Assembleia capixaba tem o quarto pior índice de produtividade desde 2000

De janeiro a 21 de novembro deste ano foram protocolados 331 projetos de lei pelos deputados estaduais, o que significa uma redução de 29,27% em relação ao ano passado

Plenário da Ales Foto: Divulgação/Assembleia

A Assembleia Legislativa do Espírito Santo (Ales) pisou no freio neste ano de 2016 no que diz respeito à produção legislativa, que envolve projetos de lei, projetos de emenda à Constituição, projetos de lei complementar, entre outros.

Atendo-se ao período de janeiro a 21 de novembro deste ano, foram protocolados 331 projetos de lei pelos deputados estaduais, o que significa uma redução de 29,27% em relação ao ano passado, quando foram apresentados, no mesmo período, 468 projetos de lei pelos parlamentares da Casa.

Entre 2000 e 2016, apenas três anos tiveram um número de projetos abaixo do montante registrado neste ano: 2004, quando foram apresentados 287 projetos de lei; 2010, quando houve 241 e em 2014, quando foram protocolados 258 PLs na Casa. 

Felipe Sellin, mestre em Sociologia Política, chama a atenção para o fato de que a apresentação de projetos pode ser vista das formas quantitativa e qualitativa. "Certamente, um número menor de projetos pode representar a falta de percepção por parte dos parlamentares das carências que a sociedade possui e que podem ser reparadas com a atividade legislativa ou mesmo com o legislador indicando caminhos junto ao Executivo", diz.

"No entanto, precisamos saber quantos foram os projetos colocados em votação e qual a complexidade destes projetos.
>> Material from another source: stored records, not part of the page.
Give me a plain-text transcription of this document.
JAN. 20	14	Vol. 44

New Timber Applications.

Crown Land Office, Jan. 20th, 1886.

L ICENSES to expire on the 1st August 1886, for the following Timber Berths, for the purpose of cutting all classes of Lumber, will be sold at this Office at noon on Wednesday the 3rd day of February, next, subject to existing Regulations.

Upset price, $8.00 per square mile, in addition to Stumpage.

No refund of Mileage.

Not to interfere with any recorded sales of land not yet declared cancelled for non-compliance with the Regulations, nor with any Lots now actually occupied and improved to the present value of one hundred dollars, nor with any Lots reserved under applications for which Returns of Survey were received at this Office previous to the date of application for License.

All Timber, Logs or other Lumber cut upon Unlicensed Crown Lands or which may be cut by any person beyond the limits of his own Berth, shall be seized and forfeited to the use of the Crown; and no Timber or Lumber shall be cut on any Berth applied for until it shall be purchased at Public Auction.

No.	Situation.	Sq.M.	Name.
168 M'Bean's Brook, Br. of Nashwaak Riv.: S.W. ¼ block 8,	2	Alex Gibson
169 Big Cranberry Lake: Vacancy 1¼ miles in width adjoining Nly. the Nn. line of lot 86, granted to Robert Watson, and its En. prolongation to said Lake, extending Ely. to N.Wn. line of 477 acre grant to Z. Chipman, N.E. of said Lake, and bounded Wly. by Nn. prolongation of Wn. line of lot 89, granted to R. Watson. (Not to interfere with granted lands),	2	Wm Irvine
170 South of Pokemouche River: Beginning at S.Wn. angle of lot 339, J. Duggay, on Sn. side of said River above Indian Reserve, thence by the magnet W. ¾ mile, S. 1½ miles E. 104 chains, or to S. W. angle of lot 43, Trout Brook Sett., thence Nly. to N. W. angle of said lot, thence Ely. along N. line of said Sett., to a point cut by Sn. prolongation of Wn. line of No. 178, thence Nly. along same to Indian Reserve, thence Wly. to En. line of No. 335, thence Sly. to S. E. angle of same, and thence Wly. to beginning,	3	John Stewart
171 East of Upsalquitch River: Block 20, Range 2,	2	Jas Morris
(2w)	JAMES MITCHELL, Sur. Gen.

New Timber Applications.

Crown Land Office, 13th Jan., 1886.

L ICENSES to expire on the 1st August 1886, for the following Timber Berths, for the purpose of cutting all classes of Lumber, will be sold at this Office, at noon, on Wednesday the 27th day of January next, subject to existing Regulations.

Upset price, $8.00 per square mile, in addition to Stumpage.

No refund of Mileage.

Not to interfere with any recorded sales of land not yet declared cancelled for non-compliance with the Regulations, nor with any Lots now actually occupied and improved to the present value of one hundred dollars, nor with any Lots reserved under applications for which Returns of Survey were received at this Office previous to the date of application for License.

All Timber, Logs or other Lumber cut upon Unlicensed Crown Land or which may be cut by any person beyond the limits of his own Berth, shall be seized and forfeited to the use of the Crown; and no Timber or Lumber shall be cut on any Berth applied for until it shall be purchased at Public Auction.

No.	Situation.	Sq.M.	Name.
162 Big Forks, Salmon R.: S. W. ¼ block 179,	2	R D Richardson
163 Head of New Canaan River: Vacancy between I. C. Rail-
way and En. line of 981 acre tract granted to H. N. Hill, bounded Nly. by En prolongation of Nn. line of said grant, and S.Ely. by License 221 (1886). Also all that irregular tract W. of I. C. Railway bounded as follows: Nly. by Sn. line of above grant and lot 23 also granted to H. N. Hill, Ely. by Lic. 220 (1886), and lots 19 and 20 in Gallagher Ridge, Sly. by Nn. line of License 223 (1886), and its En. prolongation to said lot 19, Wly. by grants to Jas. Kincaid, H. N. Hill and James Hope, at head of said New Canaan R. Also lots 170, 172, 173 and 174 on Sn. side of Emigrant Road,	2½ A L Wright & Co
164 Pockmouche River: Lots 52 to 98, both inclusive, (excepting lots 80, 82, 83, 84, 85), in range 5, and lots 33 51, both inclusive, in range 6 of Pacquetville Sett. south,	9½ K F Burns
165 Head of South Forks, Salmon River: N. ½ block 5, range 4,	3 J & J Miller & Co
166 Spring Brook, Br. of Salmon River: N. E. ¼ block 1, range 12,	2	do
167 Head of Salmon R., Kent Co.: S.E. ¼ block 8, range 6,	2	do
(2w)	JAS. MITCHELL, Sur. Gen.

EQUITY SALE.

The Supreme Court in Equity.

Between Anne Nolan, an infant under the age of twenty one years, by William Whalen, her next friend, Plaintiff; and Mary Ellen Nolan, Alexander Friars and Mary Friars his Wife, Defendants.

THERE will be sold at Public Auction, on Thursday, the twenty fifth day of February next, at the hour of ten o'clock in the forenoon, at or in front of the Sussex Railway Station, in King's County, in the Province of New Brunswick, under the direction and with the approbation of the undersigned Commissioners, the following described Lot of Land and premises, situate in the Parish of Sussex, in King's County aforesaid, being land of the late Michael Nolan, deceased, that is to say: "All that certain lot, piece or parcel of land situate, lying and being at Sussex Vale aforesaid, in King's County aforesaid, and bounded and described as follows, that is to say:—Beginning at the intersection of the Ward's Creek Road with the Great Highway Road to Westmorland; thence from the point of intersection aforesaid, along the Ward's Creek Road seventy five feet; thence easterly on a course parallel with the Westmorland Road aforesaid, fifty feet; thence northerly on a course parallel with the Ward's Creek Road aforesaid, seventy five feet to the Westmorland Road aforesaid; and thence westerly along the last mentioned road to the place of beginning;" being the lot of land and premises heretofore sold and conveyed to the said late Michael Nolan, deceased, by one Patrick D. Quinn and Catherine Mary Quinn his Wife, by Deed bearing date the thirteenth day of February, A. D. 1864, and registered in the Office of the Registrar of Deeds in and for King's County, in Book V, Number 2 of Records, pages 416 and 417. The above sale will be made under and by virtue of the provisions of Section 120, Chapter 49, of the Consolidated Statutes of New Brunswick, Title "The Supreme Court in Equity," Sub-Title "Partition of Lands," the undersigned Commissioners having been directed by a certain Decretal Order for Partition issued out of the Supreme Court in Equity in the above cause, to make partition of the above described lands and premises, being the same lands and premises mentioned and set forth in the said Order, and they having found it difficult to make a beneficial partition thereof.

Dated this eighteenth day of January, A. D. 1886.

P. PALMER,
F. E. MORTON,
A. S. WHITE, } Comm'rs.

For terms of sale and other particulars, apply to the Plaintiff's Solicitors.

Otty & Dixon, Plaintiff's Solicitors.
Poderíamos ter poucos projetos, mas com impactos importantes", ressalta o especialista, que também chama a atenção para o principal papel do Legislativo: fiscalizar. "Ainda temos que considerar a função fiscalizadora do Legislativo que é fundamental para o funcionamento da tripartição dos poderes, com o controle exercido pelo Legislativo sobre as atividades dos demais poderes", afirma.

Conforme aponta posteriormente o histórico do número dos projetos de lei apresentados pelos deputados estaduais do Espírito Santo, nos anos eleitorais costuma haver uma menor intensidade da atividade legislativa, tendo em vista que os deputados dedicam seu tempo às disputas ou à atuação como cabo eleitoral para outros candidatos. São os casos, por exemplo, dos anos 2004, 2006, 2010, 2014 e também 2016. 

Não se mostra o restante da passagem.